As long as the virus is spreading as widely as it is now- especially in unaffected populations found in rich countries with large vaccines and in low- and middle-income countries where vaccines are very limited- a significant proportion of infected individuals should be monitored for viral variants. This cannot be done with the two widely available tests – by means of the polymerase chain reaction or an antibody test – as these tests are not designed to detect mutations. Genome sequencing, performed by machines that can quickly read the sequence of the four chemical elements that make up viral genomes, should be used to identify mutations, followed by studies to determine if it is responsible for changes in the behavior of the virus.
The consequences of mutations can be severe, but it is difficult to predict only from the genomic sequence and must be deduced. For example, if a variant occurs more and more frequently among individuals in one area, it implies a higher infectivity, while worse diseases imply a greater pathogenicity. Infection of vaccines and unvaccinated at similar doses means that it can evade immune responses – a particularly worrying development.
To uncover such critical information, it is essential to follow up viral genomes of infected individuals, wherever the virus spreads; to correlate genome order with vaccination status, clinical findings, and health outcomes; and to share the information efficiently, openly and fairly.
Earlier this year, a new Science Council was convened by the World Health Organization to advise on technologies to be used to improve global health. The board, of which I chair, has established us in the broad field of medical genomics as our first long-term goal. The sequencing of human and microbial genomes has recently improved the diagnosis, treatment, and prevention of disease in richer countries, but has been slowly, if at all, adopted in low- and middle-income countries.

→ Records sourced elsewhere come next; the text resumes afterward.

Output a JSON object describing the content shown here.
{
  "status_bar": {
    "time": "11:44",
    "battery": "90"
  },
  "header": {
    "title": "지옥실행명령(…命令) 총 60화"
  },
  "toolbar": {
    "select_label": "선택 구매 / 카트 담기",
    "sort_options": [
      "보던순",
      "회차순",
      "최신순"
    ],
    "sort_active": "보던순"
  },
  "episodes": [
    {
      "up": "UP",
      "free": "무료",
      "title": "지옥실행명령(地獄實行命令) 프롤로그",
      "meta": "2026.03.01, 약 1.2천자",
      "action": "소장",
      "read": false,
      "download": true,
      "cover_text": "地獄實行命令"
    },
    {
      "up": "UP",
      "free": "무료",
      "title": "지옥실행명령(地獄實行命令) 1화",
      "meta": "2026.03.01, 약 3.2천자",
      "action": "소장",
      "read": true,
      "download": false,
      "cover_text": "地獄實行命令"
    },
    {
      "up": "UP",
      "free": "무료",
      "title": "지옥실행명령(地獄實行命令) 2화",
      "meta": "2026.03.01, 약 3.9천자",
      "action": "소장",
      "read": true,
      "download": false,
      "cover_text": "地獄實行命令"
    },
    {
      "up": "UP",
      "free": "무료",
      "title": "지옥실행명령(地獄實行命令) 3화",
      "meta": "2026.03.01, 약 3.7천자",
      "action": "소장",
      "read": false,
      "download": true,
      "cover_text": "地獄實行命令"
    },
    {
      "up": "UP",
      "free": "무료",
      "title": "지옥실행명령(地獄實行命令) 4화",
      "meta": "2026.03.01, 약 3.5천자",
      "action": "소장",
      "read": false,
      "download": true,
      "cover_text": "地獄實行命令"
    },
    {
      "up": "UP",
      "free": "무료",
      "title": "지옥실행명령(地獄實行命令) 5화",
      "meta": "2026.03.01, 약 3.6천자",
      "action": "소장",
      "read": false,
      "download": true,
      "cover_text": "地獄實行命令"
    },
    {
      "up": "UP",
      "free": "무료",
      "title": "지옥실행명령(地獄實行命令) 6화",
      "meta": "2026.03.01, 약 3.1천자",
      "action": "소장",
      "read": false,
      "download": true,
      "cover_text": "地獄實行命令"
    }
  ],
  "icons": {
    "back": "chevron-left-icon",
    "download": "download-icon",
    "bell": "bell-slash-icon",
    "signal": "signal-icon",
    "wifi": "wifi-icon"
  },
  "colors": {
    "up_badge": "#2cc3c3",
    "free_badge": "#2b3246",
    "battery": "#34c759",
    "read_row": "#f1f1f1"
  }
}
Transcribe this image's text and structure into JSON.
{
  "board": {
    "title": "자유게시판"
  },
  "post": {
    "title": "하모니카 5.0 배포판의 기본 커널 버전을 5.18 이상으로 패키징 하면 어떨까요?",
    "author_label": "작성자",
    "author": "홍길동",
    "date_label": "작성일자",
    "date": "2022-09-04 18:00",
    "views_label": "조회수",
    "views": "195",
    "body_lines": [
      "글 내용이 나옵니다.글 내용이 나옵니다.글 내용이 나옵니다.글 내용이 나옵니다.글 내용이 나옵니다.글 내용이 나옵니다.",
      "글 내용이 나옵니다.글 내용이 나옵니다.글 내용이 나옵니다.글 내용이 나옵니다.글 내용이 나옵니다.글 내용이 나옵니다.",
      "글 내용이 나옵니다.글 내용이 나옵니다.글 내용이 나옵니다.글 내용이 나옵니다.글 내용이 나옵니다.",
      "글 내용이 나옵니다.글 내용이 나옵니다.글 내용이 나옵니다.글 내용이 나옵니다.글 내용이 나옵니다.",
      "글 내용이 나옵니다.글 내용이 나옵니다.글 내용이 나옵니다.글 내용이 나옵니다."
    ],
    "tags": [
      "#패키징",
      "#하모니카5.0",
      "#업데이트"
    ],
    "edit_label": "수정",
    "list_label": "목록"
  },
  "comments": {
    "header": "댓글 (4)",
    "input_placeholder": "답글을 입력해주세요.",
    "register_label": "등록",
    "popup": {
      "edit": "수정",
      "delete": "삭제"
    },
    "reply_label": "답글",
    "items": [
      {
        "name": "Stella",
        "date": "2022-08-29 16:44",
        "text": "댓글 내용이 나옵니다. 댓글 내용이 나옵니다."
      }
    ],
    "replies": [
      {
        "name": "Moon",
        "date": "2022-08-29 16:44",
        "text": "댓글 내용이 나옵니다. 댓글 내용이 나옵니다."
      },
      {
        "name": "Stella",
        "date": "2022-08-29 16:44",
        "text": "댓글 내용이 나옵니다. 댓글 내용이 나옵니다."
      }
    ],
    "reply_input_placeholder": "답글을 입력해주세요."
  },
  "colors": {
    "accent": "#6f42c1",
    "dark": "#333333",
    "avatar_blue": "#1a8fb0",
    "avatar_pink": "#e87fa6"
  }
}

It is not easy to ensure the responsible practice of genomics in all parts of the world – including countries with little technology or trained staff and dysfunctional management – and it requires international help from various sources. The WHO cannot afford to do the technical work alone. Relatively wealthy countries and well-equipped foundations must act, either out of generosity or out of self-interest, to expand genomics and exchange information. There are strong precedents for such actions, for example the President’s Emergency Relief Plan allowed the US to stop the devastating passage of HIV / Aids in very poor countries, especially in Africa.
The benefits of such investments will not be limited to Sars-Cov-2. The establishment of a technological ‘beach head’ could be a prelude to the continued growth of genomic capabilities that improve medical care and public health more generally. It can promote research in many fields, such as in agricultural productivity, and give other enterprises, such as biotechnology, economic and cultural value. In this way, the pandemic can become more than a crisis: it is an opportunity to promote world health.